DESCRIPTION (provided by applicant): Increased hypoxia in response to ethanol contributes to hepatotoxicity through mechanisms that are not understood in detail. Mitochondrial dysfunction and the associated formation of reactive oxygen and nitrogen species (ROS/RNS) appear to be a consequence of alcohol exposure in the liver. We hypothesized that ethanol-dependent hypoxia involved a contribution from the nitric oxide (NO) interaction with the mitochondrial respiratory chain, and this has been supported by studies undertaken in the previous funding period. In this competing renewal, we build upon these findings that demonstrate a) enhanced sensitivity to the NO-dependent inhibition of mitochondrial respiration occurs early on exposure to alcohol b) this response is ablated in mice lacking the inducible NO synthase isoform c) these changes are associated with changes in the mitochondrial proteome and oxidative modification of proteins and mitochondrial DNA. These data have led to the hypothesis that alcohol hepatotoxicity is exacerbated through increased mitochondrial dysfunction and these effects will be ameliorated by mitochondrially targeted antioxidants. This concept will be tested by pursuit of the following Specific Aims: 1. Determine the effect of mitochondrially targeted antioxidants (MTA) on the development of alcohol-dependent hepatoxicity and hypoxia. 2: Determine the effects of MTA on the chronic alcohol-dependent changes in activity of mitochondrial proteins, sensitivity to inhibition of the respiratory chain by NO and damage to mtDNA. 3: Determine the effects of MTA on the ethanol dependent modifications of the mitochondrial proteome. This project will contribute to public health through defining the mechanisms that lead to the liver damage that occurs in response to chronic alcoholism. In addition, the possibility of using a new class of drugs directed to the parts of the cell that produce energy to reverse or prevent these toxic effects of alcohol will be tested.

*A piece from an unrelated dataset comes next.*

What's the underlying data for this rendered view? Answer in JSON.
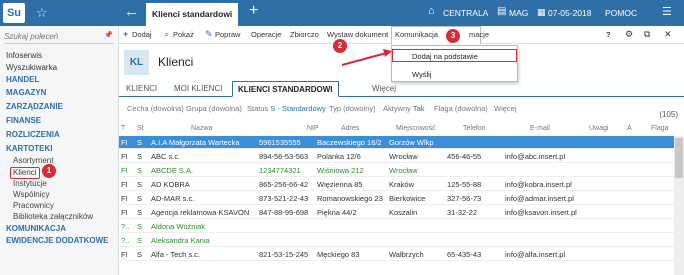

描述（由申请人提供）：乙醇引起的缺氧增加导致肝毒性，其机制尚不清楚。线粒体功能障碍和相关活性氧和氮（ROS/RNS）的形成似乎是肝脏中酒精暴露的结果。我们假设乙醇依赖性缺氧与一氧化氮（NO）与线粒体呼吸链的相互作用有关，这已得到先前资助期进行的研究的支持。在这一竞争性更新中，我们建立在以下发现的基础上：a)对NO依赖的线粒体呼吸抑制的敏感性增强发生在暴露于酒精的早期；b)这种反应在缺乏诱导NO合成酶同型型的小鼠中消失；c)这些变化与线粒体蛋白质组的变化以及蛋白质和线粒体DNA的氧化修饰有关。这些数据导致了一种假设，即酒精肝毒性通过增加线粒体功能障碍而加剧，而线粒体靶向抗氧化剂将改善这些影响。这一概念将通过追求以下具体目标来检验：确定线粒体靶向抗氧化剂（MTA）对酒精依赖性肝毒性和缺氧发展的影响。2：确定MTA对慢性酒精依赖性线粒体蛋白活性变化、NO对呼吸链抑制的敏感性和mtDNA损伤的影响。3：确定MTA对线粒体蛋白质组乙醇依赖性修饰的影响。该项目将通过确定慢性酒精中毒导致肝损伤的机制来促进公共卫生。此外，还将测试一种新型药物的可能性，这种药物可以直接作用于细胞中产生能量的部分，以逆转或防止酒精的这些毒性作用。